Kia e-Niro im EMC Härtetest

2019 kommen viele neue, leistbare Elektroautos mit hohen Reichweiten auf den österreichischen Markt. Auch der Kia e-Niro wurde mit Spannung erwartet. Jetzt rollen die ersten Exemplare auf den heimischen Straßen und der EMC war naturgemäß neugierig darauf, den Newcomer zu testen.

Kia Austria GmbH zeigte sich großzügig: eine ganze Woche stand uns der e-Niro zur Verfügung. Wir hatten uns einiges vorgenommen. Unsere Testroute führte durch Österreich, Deutschland, Schweiz und Liechtenstein, über Stadt, Land, Autobahn und bergige Schneestraßen.Wir waren zu viert mit reichlich Gepäck unterwegs und hatten auf den mehr als 2.300 km unserer Strecke ausreichend Möglichkeiten, die Details des neuen Kias auszutesten.

Der Electromobilclub der Schweiz (ECS) hatte uns eingeladen und damit ergab sich folgende Routenplanung: Start in Klosterneuburg, dann EMC Kompetenztreffen Wien, EMC Kompetenztreffen Salzburg, ECS Treffen am Uetliberg in Zürich, ECS Brunch in der Umweltarena Zürich, eMobility Familienbrunch in Obsteig (Tirol), eMobility Familiennachmittag in Anif (Salzburg), zurück nach Klosterneuburg und dann kurz vor der Rückgabe des Autos noch das EMC Kompetenztreffen in Stockerau (Niederösterreich).

Der e-Niro fällt nicht als Elektroauto auf. Den Unterschied zu den Hybrid- bzw. Plug-in-Hybrid Modellen erkennen nur Experten. Den e-Niro gibt es wahlweise mit 39.2 kWh Akku und 100 kW Motor (136 PS) ab € 37.490,- oder mit 64 kWh Akku und 150 kW Motor (204 PS) ab € 41.890,-.

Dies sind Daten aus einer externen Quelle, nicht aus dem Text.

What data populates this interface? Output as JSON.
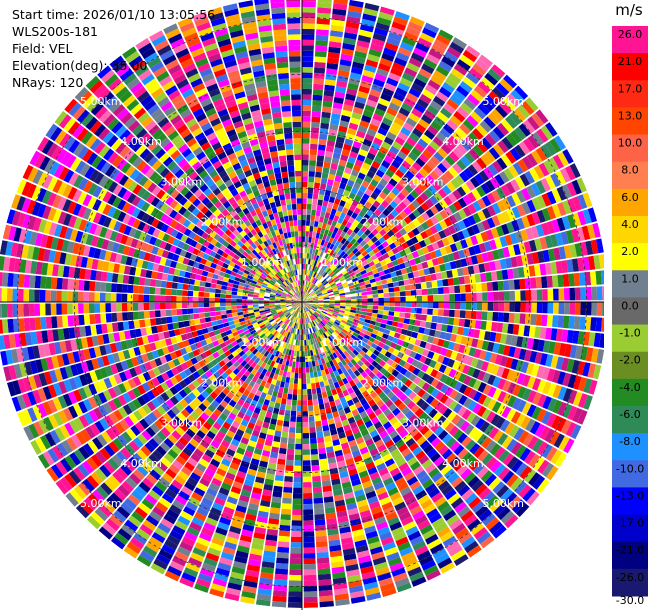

Im normalen Alltag fahren die EMC Tester Elektroautos mit Akkukapazitäten von 22 bis 30 kWh. Der uns zur Verfügung gestellte e-Niro hat einen 64 kWh Akku und diesen Unterschied merkt man. Bei Ybbs auf der Westautobahn, wo wir (von Klosterneuburg kommend) normalerweise das erste Mal zwischenladen, zeigte der e-Niro noch eine Restreichweite von 270 km an. Auch im Winter bei Temperaturen rund um den Nullpunkt und gemütlich geheiztem Innenraum ist die Reichweite selbst bei Autobahnfahrten deutlich über 300 km.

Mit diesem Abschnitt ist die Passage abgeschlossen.